La storia è quella del giudice Eloy Velasco, un magistrato spagnolo molto di destra, che, in una sentenza che si riferiva ad un caso di collaborazione tra ETA basca e FARC colombiane, buttava lì due righe che testualmente dicevano “è chiara la collaborazione del governo venezuelano con queste due organizzazioni terroriste”. Tutto lì, senza alcuna spiegazione, documento, prova. Una goccia di veleno e null’altro buttata fuori dal calamaio, con l’aiuto del computer magico di Raúl Reyes (il dirigente delle FARC ucciso in Ecuador) ma sufficiente per far riempire paginoni a Madrid: Chávez protegge l’ETA.

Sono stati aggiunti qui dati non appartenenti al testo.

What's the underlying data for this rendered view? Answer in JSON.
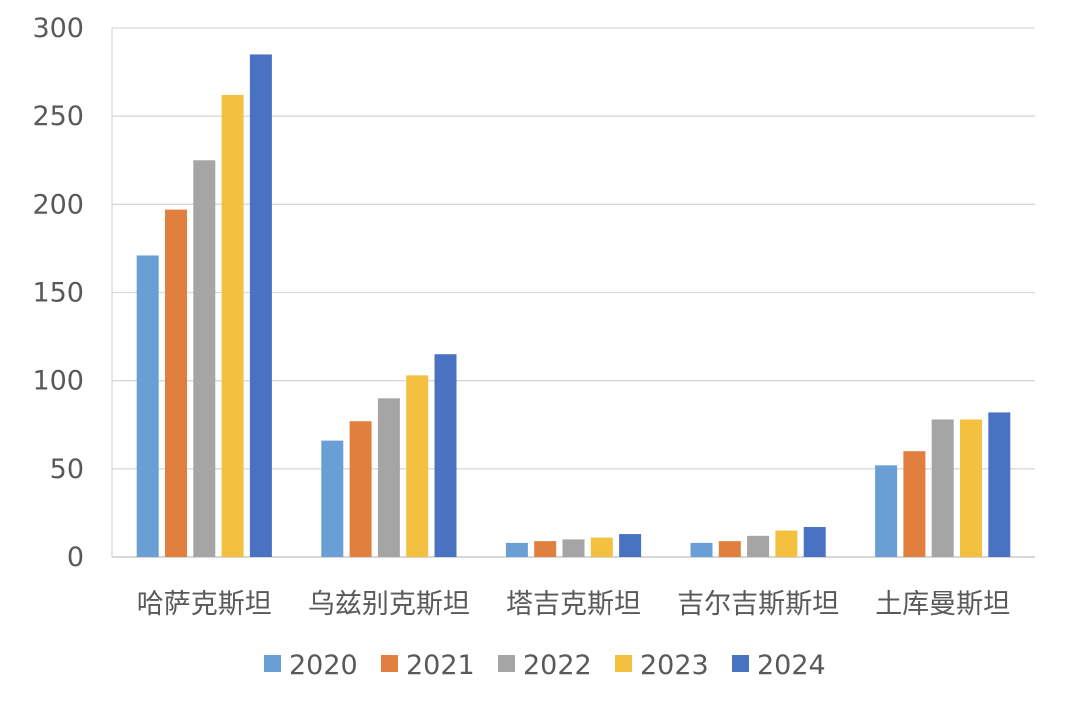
{
  "chart_data": {
    "type": "bar",
    "categories": [
      "哈萨克斯坦",
      "乌兹别克斯坦",
      "塔吉克斯坦",
      "吉尔吉斯斯坦",
      "土库曼斯坦"
    ],
    "series": [
      {
        "name": "2020",
        "color": "#6A9FD6",
        "values": [
          171,
          66,
          8,
          8,
          52
        ]
      },
      {
        "name": "2021",
        "color": "#E07F3E",
        "values": [
          197,
          77,
          9,
          9,
          60
        ]
      },
      {
        "name": "2022",
        "color": "#A5A5A5",
        "values": [
          225,
          90,
          10,
          12,
          78
        ]
      },
      {
        "name": "2023",
        "color": "#F4C040",
        "values": [
          262,
          103,
          11,
          15,
          78
        ]
      },
      {
        "name": "2024",
        "color": "#4A72C2",
        "values": [
          285,
          115,
          13,
          17,
          82
        ]
      }
    ],
    "y_ticks": [
      "0",
      "50",
      "100",
      "150",
      "200",
      "250",
      "300"
    ],
    "ylim": [
      0,
      300
    ],
    "grid": true,
    "legend_position": "bottom",
    "title": "",
    "xlabel": "",
    "ylabel": ""
  }
}
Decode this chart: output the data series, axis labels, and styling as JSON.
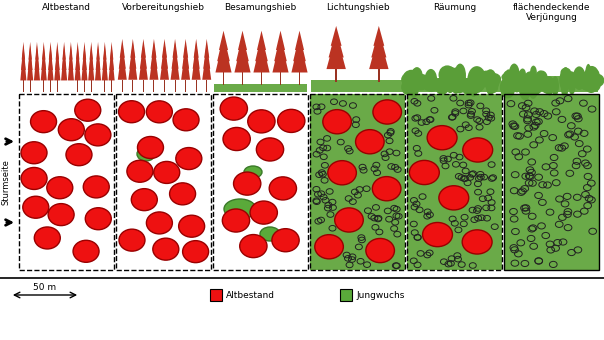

Al di là della totale mancanza di prove, e del fatto che non si capisca neanche di cosa si accusi il governo venezuelano in concreto, va raccontata una storia un po’ diversa. Ha a che vedere con la “dottrina Mitterand” che, nel caso dell’ETA, non concedeva l’estradizione in Spagna ma, invece di concedere l’asilo a Parigi (come accadeva per i brigatisti italiani) preferiva indirizzarli in America latina. Mete preferite per l’asilo erano il Messico priista e il Venezuela di Carlos Andrés Pérez (proprio lui!) ma etarras finirono negli ultimi trent’anni un po’ ovunque, dalla Colombia a Panama all’Uruguay.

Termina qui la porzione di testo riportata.